Et je vous l’assure, le nouveau système des aides à la scolarité qui a été porte a concertation devant la Commission Nationale des Bourses répond aux impératifs de justice et d’équité sociale. Dans quelques semaines, se tiendront les premières commissions locales de bourses.
Je compte sur l’implication de chacun pour faire de cette réforme un succès.
Les Français de l’étranger sont des citoyens à part entière. Ils ont désormais une représentation complète au Parlement avec onze députés et douze sénateurs. Une réforme de la représentation des Français établis hors de France est en cours. Elle contribuera à renforcer la présence des élus au plus près de chacun de vous et de vos préoccupations avec la création de conseils consulaires composés de conseillers consulaires que vous élirez au suffrage universel direct. L’expression de la démocratie est en effet une exigence que la République – la Res Publica, la chose publique - se doit de rendre effective pour chaque citoyen, qu’il demeure en France ou ailleurs dans le monde.
Cette évolution correspond à la réalité d’une mobilité accrue de nos compatriotes dans le monde. Nous avons enregistré un quasi doublement de ce mouvement en 15 ans et une augmentation moyenne de 4% sur les 5 dernières années. Nous avons une population jeune, active mobile mais aussi une population binationale, très intégrée dans le pays dans lequel elle est installée de longue date et où elle a fondé une famille.
C’est pour prendre en compte cette réalité multiple et cette richesse que le gouvernement a souhaité moderniser la représentation des Français de l’étranger. Les Français qui vivent à l’étranger constituent un atout incontestable pour la France. Ils doivent se faire entendre. Nous avons besoin d’eux.
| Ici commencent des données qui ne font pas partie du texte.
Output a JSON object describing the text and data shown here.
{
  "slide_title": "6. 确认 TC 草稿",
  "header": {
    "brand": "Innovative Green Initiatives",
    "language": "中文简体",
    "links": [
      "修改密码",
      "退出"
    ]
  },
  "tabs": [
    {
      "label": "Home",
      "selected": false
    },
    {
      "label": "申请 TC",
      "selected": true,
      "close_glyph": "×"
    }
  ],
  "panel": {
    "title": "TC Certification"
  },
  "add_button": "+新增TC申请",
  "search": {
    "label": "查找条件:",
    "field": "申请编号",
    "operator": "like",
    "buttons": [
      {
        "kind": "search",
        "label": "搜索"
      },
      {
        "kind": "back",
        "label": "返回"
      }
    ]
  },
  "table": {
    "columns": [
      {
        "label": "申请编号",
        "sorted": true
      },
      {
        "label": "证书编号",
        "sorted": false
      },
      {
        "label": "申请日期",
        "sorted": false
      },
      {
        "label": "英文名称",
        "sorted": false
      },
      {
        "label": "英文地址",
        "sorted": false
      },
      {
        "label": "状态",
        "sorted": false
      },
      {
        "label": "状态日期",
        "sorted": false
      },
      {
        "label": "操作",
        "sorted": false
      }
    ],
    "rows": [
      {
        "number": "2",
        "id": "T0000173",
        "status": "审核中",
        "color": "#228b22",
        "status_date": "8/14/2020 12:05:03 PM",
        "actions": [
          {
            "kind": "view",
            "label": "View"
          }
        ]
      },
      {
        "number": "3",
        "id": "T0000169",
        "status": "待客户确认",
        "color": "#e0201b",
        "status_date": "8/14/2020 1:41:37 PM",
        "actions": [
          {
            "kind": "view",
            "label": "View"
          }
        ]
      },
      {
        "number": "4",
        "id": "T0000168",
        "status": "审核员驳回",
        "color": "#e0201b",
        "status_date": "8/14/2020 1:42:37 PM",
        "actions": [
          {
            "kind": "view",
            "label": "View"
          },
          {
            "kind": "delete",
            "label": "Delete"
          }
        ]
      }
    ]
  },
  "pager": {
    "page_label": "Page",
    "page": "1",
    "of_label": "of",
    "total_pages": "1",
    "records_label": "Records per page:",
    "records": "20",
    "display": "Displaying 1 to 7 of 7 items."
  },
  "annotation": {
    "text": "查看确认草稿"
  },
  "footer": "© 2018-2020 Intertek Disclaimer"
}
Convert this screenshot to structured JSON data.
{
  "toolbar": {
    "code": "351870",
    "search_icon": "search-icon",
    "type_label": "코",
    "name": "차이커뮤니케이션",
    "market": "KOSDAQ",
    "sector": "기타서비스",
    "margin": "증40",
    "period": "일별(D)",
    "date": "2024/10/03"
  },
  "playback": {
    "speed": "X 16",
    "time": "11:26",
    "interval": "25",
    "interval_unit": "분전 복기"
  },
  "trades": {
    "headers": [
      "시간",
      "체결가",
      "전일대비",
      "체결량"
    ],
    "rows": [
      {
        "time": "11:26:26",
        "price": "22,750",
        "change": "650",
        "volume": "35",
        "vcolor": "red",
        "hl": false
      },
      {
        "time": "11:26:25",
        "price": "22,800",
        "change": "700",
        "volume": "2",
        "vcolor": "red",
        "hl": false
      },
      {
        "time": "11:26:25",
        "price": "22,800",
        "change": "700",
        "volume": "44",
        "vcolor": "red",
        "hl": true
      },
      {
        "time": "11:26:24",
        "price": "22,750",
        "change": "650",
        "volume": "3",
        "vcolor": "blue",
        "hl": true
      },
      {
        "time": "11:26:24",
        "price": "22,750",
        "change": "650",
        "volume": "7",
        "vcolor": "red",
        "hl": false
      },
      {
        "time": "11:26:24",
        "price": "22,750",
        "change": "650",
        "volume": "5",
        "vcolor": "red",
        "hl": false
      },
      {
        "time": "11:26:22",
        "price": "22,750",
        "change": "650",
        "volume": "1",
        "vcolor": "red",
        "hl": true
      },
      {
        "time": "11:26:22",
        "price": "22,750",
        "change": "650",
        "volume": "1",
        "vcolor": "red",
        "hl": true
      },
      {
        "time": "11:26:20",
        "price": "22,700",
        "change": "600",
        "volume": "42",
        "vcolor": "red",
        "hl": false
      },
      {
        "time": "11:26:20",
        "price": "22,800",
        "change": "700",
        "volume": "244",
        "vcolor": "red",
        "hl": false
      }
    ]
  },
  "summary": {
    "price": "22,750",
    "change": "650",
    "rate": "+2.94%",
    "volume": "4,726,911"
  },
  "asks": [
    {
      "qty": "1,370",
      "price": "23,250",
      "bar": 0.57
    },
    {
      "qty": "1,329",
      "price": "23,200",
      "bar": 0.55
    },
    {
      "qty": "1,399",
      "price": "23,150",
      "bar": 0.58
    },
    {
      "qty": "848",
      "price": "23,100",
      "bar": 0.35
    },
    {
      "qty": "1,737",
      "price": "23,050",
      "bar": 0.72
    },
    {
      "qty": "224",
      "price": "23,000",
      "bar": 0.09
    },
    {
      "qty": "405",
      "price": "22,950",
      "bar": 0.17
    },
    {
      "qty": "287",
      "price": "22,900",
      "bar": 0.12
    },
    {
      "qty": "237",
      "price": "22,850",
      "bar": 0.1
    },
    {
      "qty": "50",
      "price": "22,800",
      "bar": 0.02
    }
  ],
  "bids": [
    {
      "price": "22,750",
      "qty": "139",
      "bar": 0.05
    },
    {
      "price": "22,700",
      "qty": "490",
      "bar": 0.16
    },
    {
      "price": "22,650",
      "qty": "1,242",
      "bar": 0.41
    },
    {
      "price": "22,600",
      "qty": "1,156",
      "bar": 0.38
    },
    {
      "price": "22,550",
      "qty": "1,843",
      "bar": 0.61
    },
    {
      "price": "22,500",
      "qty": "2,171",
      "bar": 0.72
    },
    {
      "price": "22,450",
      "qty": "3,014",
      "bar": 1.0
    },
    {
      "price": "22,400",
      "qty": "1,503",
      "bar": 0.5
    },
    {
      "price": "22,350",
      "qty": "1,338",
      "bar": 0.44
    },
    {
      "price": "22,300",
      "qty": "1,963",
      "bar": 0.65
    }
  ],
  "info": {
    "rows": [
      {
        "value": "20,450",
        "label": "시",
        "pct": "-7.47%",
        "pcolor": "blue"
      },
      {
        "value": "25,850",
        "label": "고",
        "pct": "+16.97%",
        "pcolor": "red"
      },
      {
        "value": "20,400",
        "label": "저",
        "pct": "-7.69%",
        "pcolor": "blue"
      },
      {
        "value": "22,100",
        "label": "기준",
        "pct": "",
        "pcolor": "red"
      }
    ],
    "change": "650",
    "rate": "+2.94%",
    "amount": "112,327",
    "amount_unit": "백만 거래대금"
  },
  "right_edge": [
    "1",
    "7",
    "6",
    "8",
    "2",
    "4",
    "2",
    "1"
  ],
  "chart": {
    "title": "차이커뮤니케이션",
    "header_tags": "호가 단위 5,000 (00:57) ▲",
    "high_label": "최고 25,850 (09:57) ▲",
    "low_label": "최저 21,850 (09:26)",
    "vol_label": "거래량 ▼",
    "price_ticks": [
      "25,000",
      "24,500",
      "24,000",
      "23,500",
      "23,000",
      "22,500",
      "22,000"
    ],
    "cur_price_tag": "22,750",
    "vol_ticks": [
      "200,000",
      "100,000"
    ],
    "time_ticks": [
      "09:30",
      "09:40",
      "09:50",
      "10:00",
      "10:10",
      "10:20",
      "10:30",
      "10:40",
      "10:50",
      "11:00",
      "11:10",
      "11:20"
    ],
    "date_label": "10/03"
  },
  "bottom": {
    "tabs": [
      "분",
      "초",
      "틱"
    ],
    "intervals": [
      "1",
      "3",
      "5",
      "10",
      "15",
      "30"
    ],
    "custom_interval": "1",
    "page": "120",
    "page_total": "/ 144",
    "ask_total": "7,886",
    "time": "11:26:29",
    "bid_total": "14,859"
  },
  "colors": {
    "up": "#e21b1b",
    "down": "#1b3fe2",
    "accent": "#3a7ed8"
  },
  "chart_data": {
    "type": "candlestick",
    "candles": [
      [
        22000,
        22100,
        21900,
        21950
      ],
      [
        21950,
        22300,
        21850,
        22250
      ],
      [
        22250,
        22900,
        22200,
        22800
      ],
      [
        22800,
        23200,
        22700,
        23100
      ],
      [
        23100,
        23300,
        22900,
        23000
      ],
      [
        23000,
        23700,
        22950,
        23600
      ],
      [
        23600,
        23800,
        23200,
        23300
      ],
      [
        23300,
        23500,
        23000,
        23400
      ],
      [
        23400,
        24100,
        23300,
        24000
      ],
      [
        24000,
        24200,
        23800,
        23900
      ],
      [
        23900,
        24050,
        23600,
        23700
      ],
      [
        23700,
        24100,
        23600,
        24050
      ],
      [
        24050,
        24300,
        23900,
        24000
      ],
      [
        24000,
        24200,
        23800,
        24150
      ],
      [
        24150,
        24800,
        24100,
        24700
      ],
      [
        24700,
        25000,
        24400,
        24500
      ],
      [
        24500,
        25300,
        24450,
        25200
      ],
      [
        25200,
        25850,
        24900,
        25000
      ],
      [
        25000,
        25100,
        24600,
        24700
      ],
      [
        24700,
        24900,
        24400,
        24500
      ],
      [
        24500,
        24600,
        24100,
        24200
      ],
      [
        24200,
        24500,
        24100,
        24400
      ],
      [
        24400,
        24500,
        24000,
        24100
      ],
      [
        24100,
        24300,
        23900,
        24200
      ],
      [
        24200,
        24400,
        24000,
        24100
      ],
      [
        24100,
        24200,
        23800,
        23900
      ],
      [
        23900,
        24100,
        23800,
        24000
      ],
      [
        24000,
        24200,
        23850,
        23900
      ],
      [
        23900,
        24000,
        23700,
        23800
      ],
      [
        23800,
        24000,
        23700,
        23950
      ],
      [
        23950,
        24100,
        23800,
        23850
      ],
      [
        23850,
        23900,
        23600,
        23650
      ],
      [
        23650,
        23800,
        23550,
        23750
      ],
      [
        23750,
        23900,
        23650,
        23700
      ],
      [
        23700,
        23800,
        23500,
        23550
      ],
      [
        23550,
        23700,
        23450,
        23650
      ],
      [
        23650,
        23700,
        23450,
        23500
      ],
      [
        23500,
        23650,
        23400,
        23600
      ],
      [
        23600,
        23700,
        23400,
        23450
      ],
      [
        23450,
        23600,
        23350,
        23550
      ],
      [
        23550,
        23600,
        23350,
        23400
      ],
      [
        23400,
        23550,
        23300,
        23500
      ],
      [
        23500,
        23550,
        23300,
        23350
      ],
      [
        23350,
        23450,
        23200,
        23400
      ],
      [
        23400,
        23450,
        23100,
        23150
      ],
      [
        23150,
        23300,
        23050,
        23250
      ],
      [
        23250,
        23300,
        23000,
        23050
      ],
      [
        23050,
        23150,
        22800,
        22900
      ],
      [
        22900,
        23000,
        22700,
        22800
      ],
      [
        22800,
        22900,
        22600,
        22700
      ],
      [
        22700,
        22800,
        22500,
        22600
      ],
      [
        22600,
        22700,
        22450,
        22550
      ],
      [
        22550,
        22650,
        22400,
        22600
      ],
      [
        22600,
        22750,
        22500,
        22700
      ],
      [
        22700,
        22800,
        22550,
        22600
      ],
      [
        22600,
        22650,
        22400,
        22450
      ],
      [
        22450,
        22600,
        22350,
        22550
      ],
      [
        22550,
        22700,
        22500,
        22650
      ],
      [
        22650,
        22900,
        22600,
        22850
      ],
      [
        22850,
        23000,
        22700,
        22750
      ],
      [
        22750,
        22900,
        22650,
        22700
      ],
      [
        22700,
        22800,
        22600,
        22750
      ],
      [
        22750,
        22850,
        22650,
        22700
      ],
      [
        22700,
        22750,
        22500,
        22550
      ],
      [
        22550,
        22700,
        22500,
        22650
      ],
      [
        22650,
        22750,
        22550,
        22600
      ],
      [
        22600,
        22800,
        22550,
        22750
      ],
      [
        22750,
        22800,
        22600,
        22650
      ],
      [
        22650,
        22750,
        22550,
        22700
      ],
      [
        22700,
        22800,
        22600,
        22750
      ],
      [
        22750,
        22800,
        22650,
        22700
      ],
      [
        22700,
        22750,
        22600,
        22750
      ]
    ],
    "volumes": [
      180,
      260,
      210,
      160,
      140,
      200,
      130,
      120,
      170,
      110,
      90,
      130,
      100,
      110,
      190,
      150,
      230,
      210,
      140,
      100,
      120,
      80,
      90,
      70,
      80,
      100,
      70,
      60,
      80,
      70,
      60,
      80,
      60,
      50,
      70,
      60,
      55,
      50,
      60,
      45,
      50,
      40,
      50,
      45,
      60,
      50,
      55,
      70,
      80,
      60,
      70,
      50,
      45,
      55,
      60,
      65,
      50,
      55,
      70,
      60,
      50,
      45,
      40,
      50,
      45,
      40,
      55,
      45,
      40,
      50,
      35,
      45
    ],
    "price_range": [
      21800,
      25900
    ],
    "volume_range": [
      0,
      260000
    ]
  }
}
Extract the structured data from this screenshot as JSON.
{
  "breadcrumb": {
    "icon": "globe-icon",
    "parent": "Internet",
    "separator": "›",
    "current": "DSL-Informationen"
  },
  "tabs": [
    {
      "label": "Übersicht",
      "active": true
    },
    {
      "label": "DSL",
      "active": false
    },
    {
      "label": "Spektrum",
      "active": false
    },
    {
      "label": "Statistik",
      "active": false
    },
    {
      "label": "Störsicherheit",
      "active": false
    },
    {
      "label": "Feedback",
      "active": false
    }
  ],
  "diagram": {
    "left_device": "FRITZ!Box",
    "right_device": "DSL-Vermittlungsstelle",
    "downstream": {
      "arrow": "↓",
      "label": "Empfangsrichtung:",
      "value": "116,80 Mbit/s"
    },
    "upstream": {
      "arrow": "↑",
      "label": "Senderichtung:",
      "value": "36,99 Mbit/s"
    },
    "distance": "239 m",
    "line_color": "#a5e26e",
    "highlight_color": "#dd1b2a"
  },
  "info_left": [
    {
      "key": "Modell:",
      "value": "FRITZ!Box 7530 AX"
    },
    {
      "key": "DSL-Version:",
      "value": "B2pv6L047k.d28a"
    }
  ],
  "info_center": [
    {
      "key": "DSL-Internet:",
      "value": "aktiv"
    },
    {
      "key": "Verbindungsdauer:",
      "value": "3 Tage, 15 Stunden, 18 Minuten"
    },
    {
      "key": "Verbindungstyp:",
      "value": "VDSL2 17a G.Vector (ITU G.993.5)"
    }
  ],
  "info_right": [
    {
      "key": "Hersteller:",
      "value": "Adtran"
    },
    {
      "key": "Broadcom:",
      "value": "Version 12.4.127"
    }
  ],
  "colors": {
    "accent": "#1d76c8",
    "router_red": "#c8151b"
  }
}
Mesdames, Messieurs, mes chers compatriotes, je sais que nombreux sont ceux qui parmi vous représentent une deuxième, voire troisième génération de Français résidant au Salvador. Loin de la France, vous n’en demeurez pas moins fidèles à vos origines françaises. Avec vous, la « France extérieure » de Braudel s’intègre à cette Nation dont Taine relevait qu’elle est « l’aboutissement d’un long passé d’efforts, de sacrifices et de dévouement de tous », quel que soit l’endroit où il se trouve.
Je vous remercie de la chaleur de votre accueil.